Adapting SAM for Medical Image Segmentation:
The document outlines several ways to better adapt the Segment Anything Model (SAM) to medical image segmentation.
Fine-Tuning SAM on Medical Datasets: Partial fine-tuning of SAM, particularly its image encoder, prompt encoder, or mask decoder, enhances its performance on medical images. Examples include skin cancer and polyp segmentation.
Extending SAM’s Usability for Medical Images: Adapting SAM for typical medical image formats and viewers. AutoSAM and All-in-SAM are initiatives for automatic segmentation and label-efficient fine-tuning, respectively.
Enhancing SAM’s Robustness to Prompts: Research has focused on making SAM less dependent on manual prompts by decoupling its mask decoder into prompt-relevant and prompt-invariant modules, and by using multiple box prompts for better accuracy.
Input Augmentation with SAM: To overcome SAM’s limitations in direct medical segmentation, researchers are augmenting raw images with SAM-generated masks to improve segmentation results.

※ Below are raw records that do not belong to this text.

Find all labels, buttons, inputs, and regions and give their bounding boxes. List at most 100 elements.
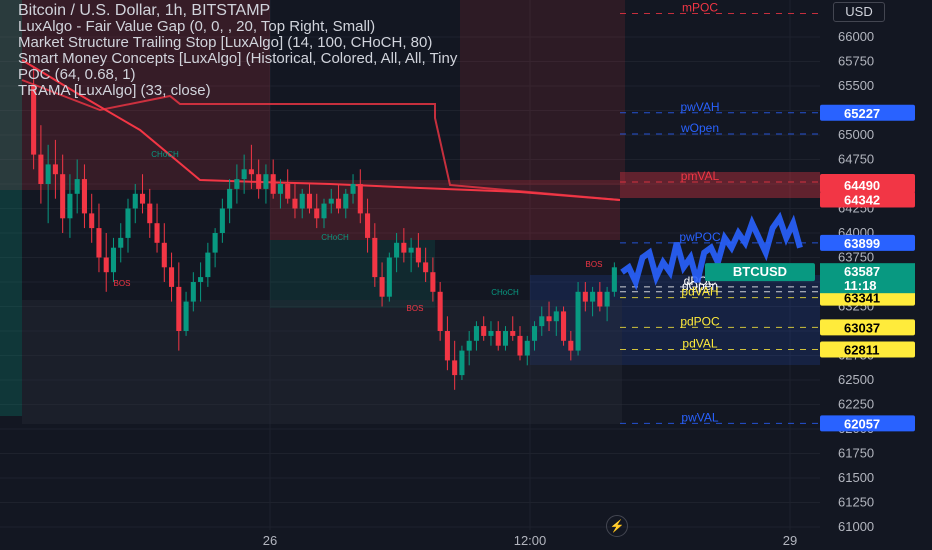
level-label: pdVAH	[681, 285, 718, 299]
structure-label: BOS	[114, 279, 131, 288]
candle-body	[357, 184, 363, 214]
candle-body	[611, 267, 617, 292]
candle-body	[60, 174, 66, 219]
candle-body	[452, 360, 458, 376]
candle-body	[45, 164, 51, 184]
currency-button[interactable]: USD	[833, 2, 885, 22]
candle-body	[430, 272, 436, 292]
price-tick-label: 62250	[838, 397, 874, 412]
candle-body	[394, 242, 400, 258]
candle-body	[365, 213, 371, 238]
level-label: pwVAL	[681, 410, 718, 424]
candle-body	[401, 242, 407, 253]
candle-body	[103, 257, 109, 273]
zone-boxes	[0, 0, 820, 424]
price-badge-label: 62057	[844, 416, 880, 431]
candle-body	[183, 301, 189, 331]
lightning-icon[interactable]: ⚡	[606, 515, 628, 537]
candle-body	[604, 291, 610, 307]
candle-body	[256, 174, 262, 189]
candle-body	[379, 277, 385, 297]
candle-body	[118, 237, 124, 248]
candle-body	[292, 198, 298, 209]
price-tick-label: 61750	[838, 446, 874, 461]
candle-body	[110, 247, 117, 273]
price-tick-label: 65500	[838, 78, 874, 93]
candle-body	[597, 291, 603, 307]
candle-body	[466, 340, 472, 351]
candle-body	[67, 193, 73, 219]
price-tick-label: 62500	[838, 372, 874, 387]
structure-label: BOS	[407, 304, 424, 313]
price-badge-label: 62811	[844, 343, 879, 358]
candle-body	[408, 247, 414, 253]
level-label: pdVAL	[682, 337, 717, 351]
level-label: mPOC	[682, 0, 718, 14]
structure-label: CHoCH	[491, 288, 519, 297]
candle-body	[488, 331, 494, 336]
candle-body	[561, 311, 567, 341]
candle-body	[459, 350, 465, 376]
fvg-band	[620, 172, 820, 198]
candle-body	[234, 179, 240, 189]
candle-body	[415, 247, 421, 263]
price-badge-label: 63037	[844, 320, 880, 335]
candle-body	[227, 188, 233, 209]
candle-body	[473, 326, 479, 341]
time-tick-label: 29	[783, 533, 797, 548]
candle-body	[139, 193, 146, 204]
candle-body	[96, 228, 102, 258]
time-axis[interactable]: 26 12:00 29	[263, 533, 797, 548]
price-chart[interactable]: mPOCpwVAHwOpenpmVALpwPOCdPOCdOpenpdVAHpd…	[0, 0, 932, 550]
symbol-badge-label: BTCUSD	[733, 264, 787, 279]
structure-label: BOS	[586, 260, 603, 269]
candle-body	[510, 331, 516, 336]
candle-body	[524, 340, 530, 356]
candle-body	[502, 331, 509, 346]
time-tick-label: 12:00	[514, 533, 547, 548]
price-tick-label: 61000	[838, 519, 874, 534]
candle-body	[350, 184, 356, 194]
price-badge-label: 64490	[844, 178, 880, 193]
candle-body	[81, 179, 87, 214]
candle-body	[176, 286, 182, 331]
price-tick-label: 61500	[838, 470, 874, 485]
candle-body	[248, 169, 254, 175]
candle-body	[219, 208, 225, 233]
candle-body	[132, 193, 138, 209]
candle-body	[531, 326, 538, 341]
candle-body	[205, 252, 211, 278]
candle-body	[575, 291, 581, 351]
level-label: pmVAL	[681, 169, 720, 183]
price-badge-label: 63899	[844, 236, 880, 251]
price-tick-label: 63750	[838, 250, 874, 265]
candle-body	[582, 291, 588, 302]
level-label: pdPOC	[680, 314, 720, 328]
level-label: pwPOC	[679, 230, 721, 244]
candle-body	[161, 242, 167, 268]
candle-body	[270, 174, 276, 194]
structure-label: CHoCH	[151, 150, 179, 159]
candle-body	[546, 316, 552, 322]
candle-body	[38, 154, 44, 184]
price-tick-label: 65750	[838, 54, 874, 69]
candle-body	[335, 198, 342, 209]
structure-label: CHoCH	[321, 233, 349, 242]
candle-body	[190, 282, 196, 302]
candle-body	[568, 340, 574, 351]
candle-body	[590, 291, 596, 302]
candle-body	[74, 179, 80, 194]
current-price-label: 63587	[844, 264, 880, 279]
candle-body	[263, 174, 269, 189]
candle-body	[328, 198, 334, 204]
left-zone-green	[0, 0, 22, 416]
candle-body	[553, 311, 559, 322]
level-label: pwVAH	[680, 100, 719, 114]
price-badge-label: 65227	[844, 106, 880, 121]
price-tick-label: 66000	[838, 29, 874, 44]
price-badge-label: 64342	[844, 192, 880, 207]
candle-body	[89, 213, 95, 229]
candle-body	[386, 257, 392, 297]
candle-body	[147, 203, 153, 224]
candle-body	[241, 169, 247, 180]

Future Directions and Challenges:
The paper outlines challenges in building large-scale medical datasets, integrating clinical domain knowledge, adapting SAM from 2D to 3D medical images, and reducing annotation costs for medical image segmentation. It emphasizes the importance of these areas for the future development of foundation models for medical image segmentation.